Lynette Yiadom-Boakye Tops 2024 Art Sales With Her Poetic, Timeless Portraits

A major museum show began traveling internationally in 2021, and she set a $3.6 million auction record in 2023.

Lynette Yiadom-Boakye, Tie the Temptress to the Trojan(2018).Collection of Michael Bertrand, Toronto. ©Courtesy of Lynette Yiadom-Boakye.

Lynette Yiadom-Boakye is world-renowned for her paintings of Black figures, drawing on her own experiences as a Black British artist and her Ghanaian heritage. Her figures are sometimes portrayed alone, sharing an intense, direct stare with the viewer, and sometimes in groups engrossed in their own activities.

Her figures are entirely imagined, but are drawn from photos and scrapbooks rather than pulled entirely from the artist’s imagination. The timeframe her figures exist in is kept ambiguous to retain a sense of universality. In a 2012 interview, Yiadom-Boakye said, “People ask me, ‘Who are they, where are they?’ What they should be asking is ‘what’ are they?”

She says that she is as much a writer as she is a painter, which is evidenced in her poetic titles. In a video interview with Tate ahead of the opening of her 2022 retrospective “Fly in League with the Wind,” Yiadom-Boakye said, “Titling, for me, became something like an extra mark. It’s part of the work. It’s not an explanation of it. So I can never exactly explain the title, because it’s like explaining a brushmark.” Similarly, the artist told the museum in a written interview ahead of the exhibition that “I write about the things I can’t paint and paint the things I can’t write about.”
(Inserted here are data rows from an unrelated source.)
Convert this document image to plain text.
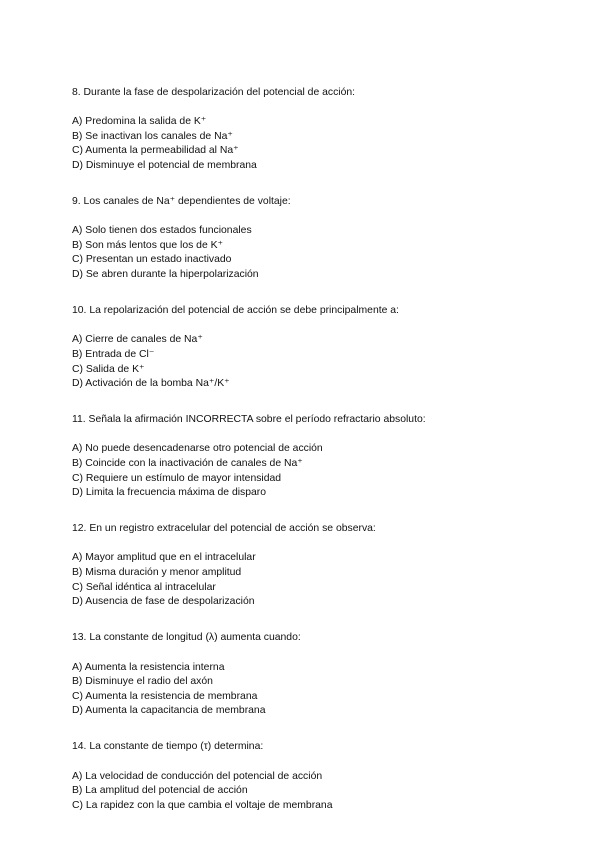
8. Durante la fase de despolarización del potencial de acción:
A) Predomina la salida de K⁺
B) Se inactivan los canales de Na⁺
C) Aumenta la permeabilidad al Na⁺
D) Disminuye el potencial de membrana
9. Los canales de Na⁺ dependientes de voltaje:
A) Solo tienen dos estados funcionales
B) Son más lentos que los de K⁺
C) Presentan un estado inactivado
D) Se abren durante la hiperpolarización
10. La repolarización del potencial de acción se debe principalmente a:
A) Cierre de canales de Na⁺
B) Entrada de Cl⁻
C) Salida de K⁺
D) Activación de la bomba Na⁺/K⁺
11. Señala la afirmación INCORRECTA sobre el período refractario absoluto:
A) No puede desencadenarse otro potencial de acción
B) Coincide con la inactivación de canales de Na⁺
C) Requiere un estímulo de mayor intensidad
D) Limita la frecuencia máxima de disparo
12. En un registro extracelular del potencial de acción se observa:
A) Mayor amplitud que en el intracelular
B) Misma duración y menor amplitud
C) Señal idéntica al intracelular
D) Ausencia de fase de despolarización
13. La constante de longitud (λ) aumenta cuando:
A) Aumenta la resistencia interna
B) Disminuye el radio del axón
C) Aumenta la resistencia de membrana
D) Aumenta la capacitancia de membrana
14. La constante de tiempo (τ) determina:
A) La velocidad de conducción del potencial de acción
B) La amplitud del potencial de acción
C) La rapidez con la que cambia el voltaje de membrana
Yiadom-Boakye’s career went from strength to strength in the 2010s, starting with a major career milestone in 2013 when she was shortlisted for the Turner Prize (won that year by Laure Prouvost). In 2017 Artnet News predicted that Yiadom-Boakye was one of the contemporary artists who would “transform the art world”, and in 2018 she was one of a string of artists of color making dramatic auction debuts.
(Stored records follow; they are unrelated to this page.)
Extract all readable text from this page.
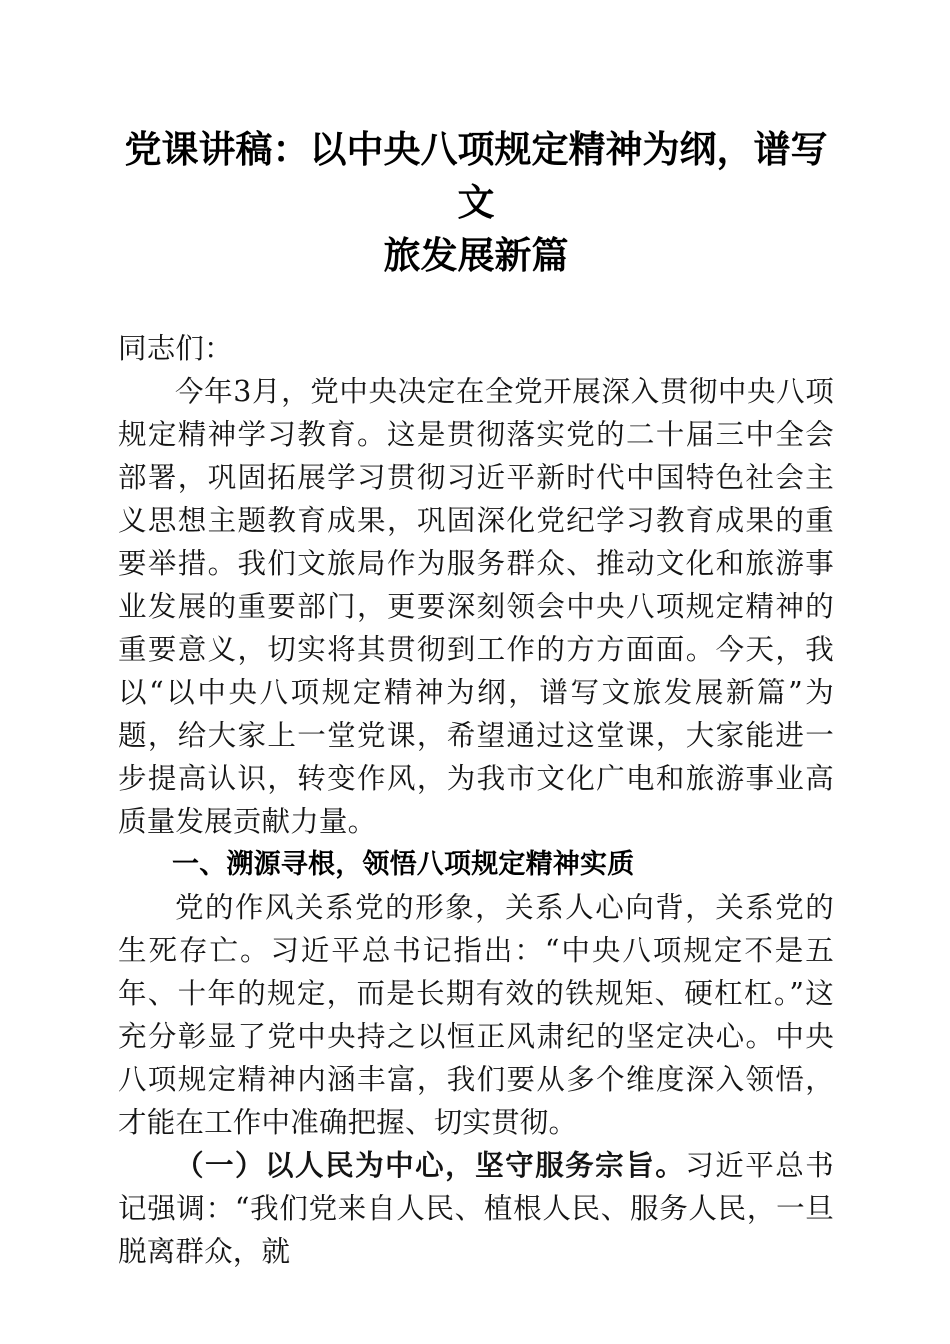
党课讲稿：以中央八项规定精神为纲，谱写文
旅发展新篇

同志们：

今年3月，党中央决定在全党开展深入贯彻中央八项规定精神学习教育。这是贯彻落实党的二十届三中全会部署，巩固拓展学习贯彻习近平新时代中国特色社会主义思想主题教育成果，巩固深化党纪学习教育成果的重要举措。我们文旅局作为服务群众、推动文化和旅游事业发展的重要部门，更要深刻领会中央八项规定精神的重要意义，切实将其贯彻到工作的方方面面。今天，我以“以中央八项规定精神为纲，谱写文旅发展新篇”为题，给大家上一堂党课，希望通过这堂课，大家能进一步提高认识，转变作风，为我市文化广电和旅游事业高质量发展贡献力量。

一、溯源寻根，领悟八项规定精神实质

党的作风关系党的形象，关系人心向背，关系党的生死存亡。习近平总书记指出：“中央八项规定不是五年、十年的规定，而是长期有效的铁规矩、硬杠杠。”这充分彰显了党中央持之以恒正风肃纪的坚定决心。中央八项规定精神内涵丰富，我们要从多个维度深入领悟，才能在工作中准确把握、切实贯彻。

（一）以人民为中心，坚守服务宗旨。习近平总书记强调：“我们党来自人民、植根人民、服务人民，一旦脱离群众，就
Yiadom-Boakye was the number one most bankable ultra-contemporary artist (artists born after 1974) in Artnet’s Intelligence Report Mid-Year Review 2024, with a 100% sell-through rate across seven lots at auction and a total of $7.7 million in sales. The artist ranked third in our list of ultra-contemporary artists with the best-selling individual works thanks to the nearly $3 million sale of Black Allegiance to the Cunning (2018) at Christie’s New York on May 14. This result was $650,000 off the record she had set the previous year, but $1 million more than her next-highest sale.

Lynette Yiadom-Boakye, Diplomacy III (2009). Courtesy Susan Barnett.

Lynette Yiadom-Boakye, Diplomacy III (2009). Courtesy Susan Barrett and Faye Fleming & Partner, Geneva.

Key details: Born in 1977 in London, where she still lives.

Galleries representing: Corvi-Mora, London, Jack Shainman Gallery, New York. Her first solo show in the U.S., “Essays and Documents,” was held at Shainman in 2010. Her most recent appearance at the gallery was part of the group show “We Buy Gold” in 2023, along with Charisse Pearlina Weston and Kerry James Marshall. Yiadom-Boakye has had three solo shows with Corvi-Mora, in 2011, 2013, and 2016.

Breakout Moment: Yiadom-Boakye had a major show at London’s Tate Britain in 20222023. “Fly in League with the Wind” cemented Yiadom-Boakye’s reputation as a museum-grade artist. The exhibition was a collaboration between Tate Britain, the Moderna Museet (Stockholm), Kunstsammlung Nordrhein-Westfalen (Düsseldorf) and Musée d’Art Moderne Grand-Duc Jean (Luxembourg), and it toured internationally ahead of its London run.

Lynette Yiadom-Boakye, A Culmination (2016), Alle Werke Courtesy die Künstlerin; Corvi-Mora, London, und Jack Shainman Gallery, New York / All works courtesy the artist; Corvi-Mora, London, and Jack Shainman Gallery, New York.

Auction record: Yiadom-Boakye’s Six Birds in the Bush (2015) sold for £3 million ($3.6 million) at Sotheby’s London’s The Now evening auction in October 2023. This result far surpassed its high estimate of £1.8 million ($2.3 million) and came to almost $2 million more than her previous record, for Diplomacy III (2009), which sold at Christie’s New York’s 21st-century evening sale in May 2021, for $2 million.

Key Quote: “I’ve never distinguished my politics from my life. It’s in the fabric of what I’m doing. I make the work that I want to make, regardless of who has made it their life’s work to hate me. That’s a ridiculous starting point to have for a career or for a practice.” (Tate, 2022)

“Crib Notes” is a quick-read dossier focused on the artists who ranked on our best-sellers list for ultra-contemporary art in our 2024 Mid-Year Intelligence Report.